Reducing Hallucination in Multilingual Voice Agents Using Instruction-Tuned Models
Main Article Content
Abstract
In highly applied multilingual voice agents of customer service and interactive AI systems in the world, one persistent problem constantly haunts the industry/field: hallucinations--syntactically adequate responses, which are logically wrong or simply inapplicable. These are multiplied in the multilingual setting as they have disparate linguistic peculiarities, professional vocabularies, and underrepresented languages. The current paper investigates how far it is forthcoming to trim hallucinations in multilingual voice agents via instruction-tuned models finetuned to pay heed to clear task guidelines. We provide finetuning of the big-resource multilingual transformer-based models (that is, mT5, XGLM, BLOOMZ), and propose the measure across ten languages as the measure for understanding, factual accuracy, and language consistency.
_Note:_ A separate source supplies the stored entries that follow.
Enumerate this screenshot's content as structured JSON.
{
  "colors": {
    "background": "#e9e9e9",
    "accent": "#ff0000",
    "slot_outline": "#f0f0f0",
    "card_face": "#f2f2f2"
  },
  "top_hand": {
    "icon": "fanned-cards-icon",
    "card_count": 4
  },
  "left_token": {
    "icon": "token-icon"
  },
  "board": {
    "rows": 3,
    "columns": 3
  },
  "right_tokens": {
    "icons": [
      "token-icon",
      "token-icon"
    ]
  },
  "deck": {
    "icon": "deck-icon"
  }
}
To approximate the uniqueness of our methodology, we propose a hybrid evaluation apparatus of automated rating (BLEU, COMET, and factual consistency scores) and human evaluation, which is modified according to the cultural and linguistic peculiarities of the language, which is the subject of our research. Experiments conducted by us indicate that the tuning of instruction by a large margin decreases hallucinations, particularly when referring to retrieval-augmented generation (RAG) and task-completion instructions. We also discuss how the phenomenon of instruction tuning used in high-resource and low-resource languages is different and may lead to hallucination in the context of various families of languages. It may also be performed to determine the trends on both the structural and syntactic levels. Last, we suggest the most effective way to calibrate the pipes with the instructions in multilingual voice systems on an operational stage.
With our findings, the future success of multilingual voice assistance is adapting instruction-tuned models to generate more factual reliability, compatibility in the languages, and confidence being guaranteed through mediation of safer and more responsible conversational AI agents across the language divide.